Whether you’re exempt or not, you still have some form of road tax liability: vehicles that are exempt still need to apply for nil-value road tax.
Capital Gains Tax
This is a tax on the profit when you sell something (an ‘asset’) that has increased in value - so put simply you are taxed on the additional money you make from the sale, compared to what you bought it for.

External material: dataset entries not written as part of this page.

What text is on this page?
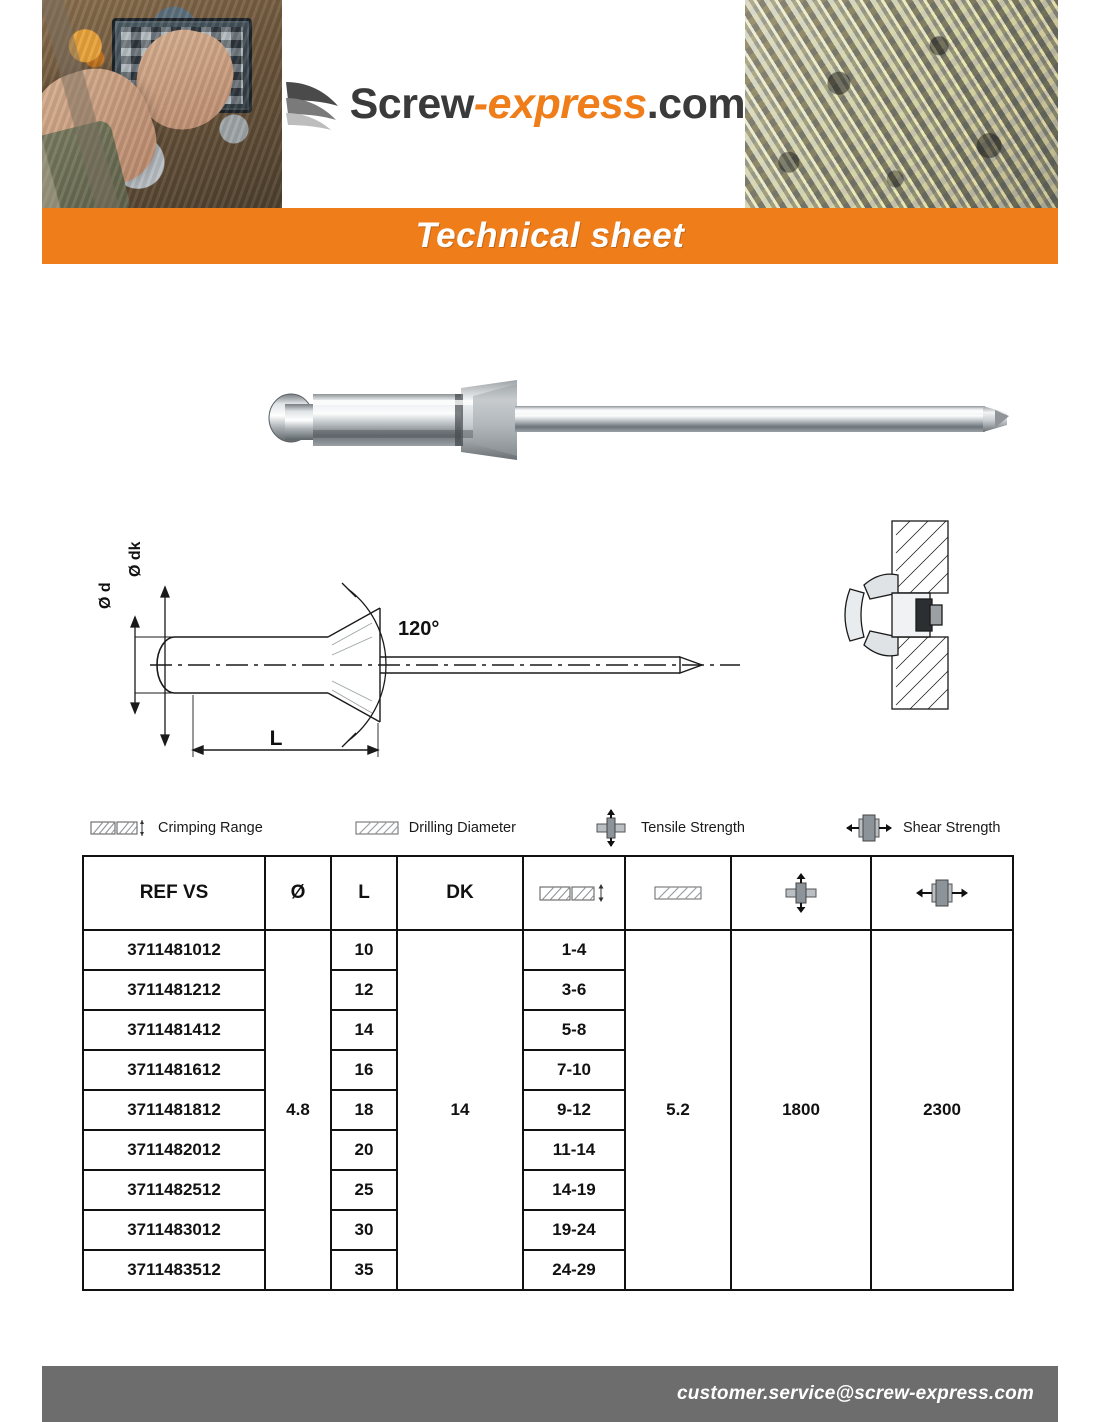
Screw-express.com
Technical sheet
120°
Ø d
Ø dk
L
Crimping Range	Drilling Diameter	Tensile Strength	Shear Strength
REF VS	Ø	L	DK	

3711481012	4.8	10	14	1-4	5.2	1800	2300
3711481212		12		3-6			
3711481412		14		5-8			
3711481612		16		7-10			
3711481812		18		9-12			
3711482012		20		11-14			
3711482512		25		14-19			
3711483012		30		19-24			
3711483512		35		24-29			
customer.service@screw-express.com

This subject can catch a lot of people out and there are many complex rules with Capital Gains Tax. In general, if you sell an asset (such as a classic car) that returns a profit of more than £10,600, you are liable to pay 28% tax on this asset. Classic cars, however, are exempt from capital gains on the grounds that they are ‘wasting’ assets with a life expectancy of 50 years or less (and thus, not capital) and there is a special exemption for ‘passenger vehicles’. That doesn’t mean the taxman won’t want to know if you make some money off a classic sale, so if in doubt, speak to a financial advisor.
Classic car businesses
Are you a classic car dealer? Most of us would say no, but if you’ve sold and bought classics on a regular basis you could be considered as having a ‘trade’ for tax purposes. The conditions for carrying on a trade are quite complex but it works on the basis of selling stock regularly for the sole purpose of profits. If you are selling cars regularly enough to be considered a trader, you need to pay between 20% and 26% in tax, depending on how high your turnover is and when the trades were made. This fraction is taken from your profits and it is worth seeking financial advice should you find yourself in this position.
It is possible to be a classic car owner without the need to pay any tax at all, but you can sometimes be hit with unexpected bills. Don’t get caught out, always seek advice from a financial advisor if you’re unsure and remember that with tax, it is your responsibility to get right.